Maurice Nguesso s’est engagé à soutenir les musiciens de la diaspora des deux Congo
Femoca (Festival de musiques originaires du continent africain)
SDC, Starducongo.com | Mercredi 10 Mars 2010
Ce festival, qui a pour parrain et président d’honneur Maurice Nguesso, est né du constat que les artistes africains vivent dans la ghettoïsation, car exclus de la plupart des grandes scènes nationales et internationales et des grands festivals. Pour y remédier, le Femoca s’est donné comme objectif de faire connaître les musiques de plus en plus métissées et de faire la promotion de la rumba.
De grands artistes des deux Congo ont pris part à cette rencontre. On peut citer, notamment, Papa Noël, grand soliste des Bantous de la capitale, Niboma, Loko Massengo, Nzongo Soul, Dino Vangu, Jean-Marie Banguissa, Théo Blaise Nkounkou, Balou Conta et Faya Tess. Coté producteurs, on a noté la présence d’Anita Ngapy et Max Tounde. Parmi les invités, une présence ne pouvait laisser indifférent, celle de Tessa Lissouba, la fille de l’ancien président Pascal Lissouba.
C’est sous les ovations de l’assistance que le président de la chambre de commerce du Congo, Maurice Nguesso, a été accueilli. Dans son mot, Patrice Libali, vice-président de la chambre de commerce du Congo, et président d’un parti politique, le P.l.d.c (Parti libéral démocratique congolais), a expliqué les raisons de cette rencontre et la place de la rumba dans le monde, en général, et dans les deux Congo, en particulier.

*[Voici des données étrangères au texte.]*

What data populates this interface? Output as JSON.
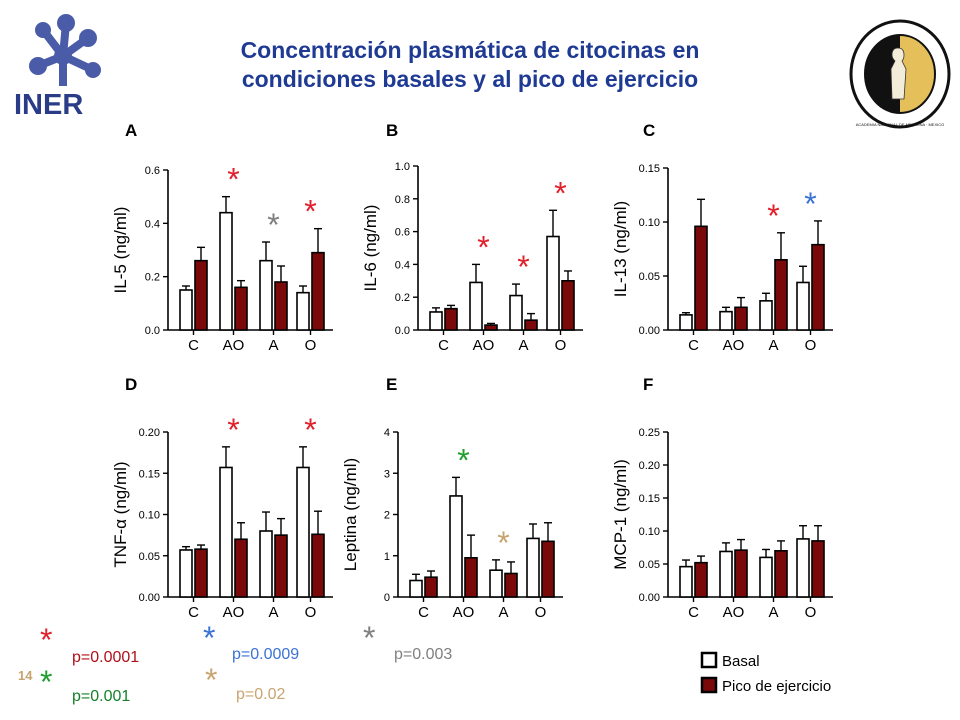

Le président de Femoca, Monsieur Mbuet, a, tout d’abord, remercié le président Maurice Nguesso et les participants qui ont bien voulu accepter son invitation. Il a fait, ensuite, l’historique de la rumba, pour relever l’importance de cette musique dans les deux rives du Congo et dans le monde. Dans son intervention, Maurice Nguesso a, aussi, expliqué l’origine de la rumba, une musique qui «prend sa place dans le bassin du Congo». Il a poursuivi son discours en soutenant l’initiative de Femoca. «C’est un grand honneur d’être là avec vous. Je prends l’engagement de vous soutenir, à condition que le Femoca soit le leitmotiv pour faire connaître la culture musicale africaine et pour vous aider à prendre la mesure de la mission qui est la vôtre. C’est pourquoi, vous ne devez pas écouter et suivre la démagogie partisane qui vous a causé du tort. Je vous exhorte de garder le cap de la paix et de la fraternité et de promouvoir le culte du travail, en vue du progrès», a-t-il déclaré. Il a encouragé les artistes dans leur travail. «Vous, les hommes de culture et analystes de différentes situations, vos talents sont reconnus, continuez à faire des efforts, pour que notre rumba soit le numéro un de la musique africaine», leur a-t-il signifié. Justifiant son engagement à soutenir les artistes, Maurice Nguesso a indiqué: «ce sont les enfants de mon continent, je suis Africain et il faut faire la promotion des musiciens de la diaspora du bassin du Congo».
Concernant la préférence de la rumba, depuis les anciens, comme Grand Kale, jusqu’aux générations d’aujourd’hui, il répond, tout simplement: «On ne peut pas interrompre l’évolution de la musique. On ne peut pas obliger les jeunes ou les vieux à revenir sur la rumba ancienne. Il faut garder les deux, en conservant la base». Pour le remercier, les artistes lui ont offert des cadeaux divers et variés, dont le plus symbolique est une guitare offerte par le luthier francocongolais David Glenn Bemba Nanga. La rencontre s’est poursuivie sur une note de gaité. La chanson de grand Kale «Indépendance tcha-tcha» a permis au président d’honneur de Femoca à démontrer ses talents de danseur. Pour finir, les artistes ont été invités à apporter leur contribution à la célébration du cinquantenaire des indépendances dans les deux Congo.